The physicians’ frequent calls for blood-it sounded like “Adem! ” in Arabic-were like fresh jabs at his heart with an ice pick. A nurse rushed out of the OR, her green smock bloody, her surgical mask spattered.

A thought pierced Jagger’s brain: That’s my son on her, my son!

She rambled in Arabic to the nurse at the station, rushed back to the OR door, and turned again. She waved her hand in a spinning circle and yelled an Arabic word Jagger understood: “Haza! Haza! ” Now! Now!

The station nurse picked up a phone, replaced it, consulted a computer screen, picked the phone up again, and started dialing.

Jagger learned over the counter. “What is it? What’s happening?”

The nurse ignored him, pushed the disconnect button, released it, dialed.

Jagger reached out and grabbed her arm. “What!”

“The pediatric surgeon hasn’t shown up yet,” she said in nearly perfect English. “I paged him twenty minutes ago. Please!”

He released her, and she continued dialing. She spoke into the phone, urgency imbuing every foreign syllable. When she hung up, Jagger said, “Where is he? Is he coming?”

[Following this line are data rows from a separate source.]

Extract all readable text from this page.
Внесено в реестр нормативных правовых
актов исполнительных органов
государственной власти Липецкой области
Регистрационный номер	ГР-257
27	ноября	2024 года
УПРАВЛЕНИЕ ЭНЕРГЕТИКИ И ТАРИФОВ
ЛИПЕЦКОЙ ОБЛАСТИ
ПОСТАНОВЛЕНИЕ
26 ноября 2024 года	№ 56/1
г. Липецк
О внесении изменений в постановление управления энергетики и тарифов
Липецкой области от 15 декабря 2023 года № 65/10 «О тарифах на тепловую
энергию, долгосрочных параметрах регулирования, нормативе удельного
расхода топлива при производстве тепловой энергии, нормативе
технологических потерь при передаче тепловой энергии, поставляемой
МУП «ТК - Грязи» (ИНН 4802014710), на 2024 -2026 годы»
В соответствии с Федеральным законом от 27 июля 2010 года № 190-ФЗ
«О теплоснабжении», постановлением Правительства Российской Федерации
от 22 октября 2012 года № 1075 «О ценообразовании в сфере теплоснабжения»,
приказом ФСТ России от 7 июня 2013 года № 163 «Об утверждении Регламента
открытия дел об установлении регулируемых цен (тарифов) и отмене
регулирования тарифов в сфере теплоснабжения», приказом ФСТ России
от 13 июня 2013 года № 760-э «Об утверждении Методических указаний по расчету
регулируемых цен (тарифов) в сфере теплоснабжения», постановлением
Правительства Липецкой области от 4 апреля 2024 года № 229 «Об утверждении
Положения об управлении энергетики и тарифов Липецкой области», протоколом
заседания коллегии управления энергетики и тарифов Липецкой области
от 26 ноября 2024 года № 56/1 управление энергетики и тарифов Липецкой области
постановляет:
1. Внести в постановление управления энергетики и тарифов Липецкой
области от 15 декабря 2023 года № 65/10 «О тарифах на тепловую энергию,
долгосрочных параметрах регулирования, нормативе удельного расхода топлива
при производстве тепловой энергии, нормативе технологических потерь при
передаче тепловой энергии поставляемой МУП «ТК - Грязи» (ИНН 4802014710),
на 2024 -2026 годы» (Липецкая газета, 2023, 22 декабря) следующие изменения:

She nodded. “Yes, yes. The ER surgeons are doing everything, but he too will be here soon. Don’t worry, please.”

Don’t worry. Don’t worry! If ever anything was easier said than done…

He sat on the edge of a chair and stared at the blue cotton slippers a nurse had asked him to put on over his bare feet. He thought about his boots on the steps near the burning bush, next to Tyler’s sneakers. His boy had wanted to remove his shoes to approach the bush. What kind of kid thinks like that? What kind of god strikes him down?

Eventually a man came down the hallway, fast-walking with nurses scurrying around him, slipping off his watch and pushing scrubs over his arms and chest. He rushed into Tyler’s OR. Jagger tried to follow, but two hefty orderlies stopped him.

Some time later-twenty minutes, an hour, a day; Jagger had lost all sense of time-sharp calls emitted from the room, followed by the unmistakable THUMP! of a defibrillator. Both Jagger and Beth pushed through the OR door before the orderlies could stop them. Tyler’s little body lay on the operating table, his skin too white under the blinding brightness of a Cycloptic lamp, blood everywhere, an army of doctors and nurses standing around, one holding defib paddles over Tyler’s chest, then pressing them down and Tyler convulsing, all eyes on the EKG, blipping irregularly.

“No! Tyler! Tyler!” Beth yelled.

Someone barked out words, and the orderlies intensified their efforts to pull them away. Jagger knew that, unlike movie depictions, deliberators didn’t restart flat-lined hearts. Mostly, they corrected ventricular tachycardia, which was the heart’s equivalent of a last cry for help, telling anyone listening, “I’m going… I’m going.. ” which it often did within seconds-unless shocked back into a normal rhythm.

Behind Jagger someone said, “ Talitha Koum.”

Thump!

The bouncing green line on Tyler’s EKG spiked, plummeted, began making a mountain range on the screen. The physician holding the paddles nodded and handed them to a nurse. Jagger let himself be pulled away.

He twisted out of the bouncer’s arms and wrapped his arm around Beth to guide her. They nearly walked into Owen, who moved to Beth’s other side and gripped her arm. Jagger realized it was he who had said those words, Talitha Koum. The man had disappeared sometime during the chaos of Tyler’s arrival. Jagger was glad to see him; it felt like having someone else on their team, a friend. He didn’t want to think of where they’d be, what would have become of Tyler, had Owen not been there.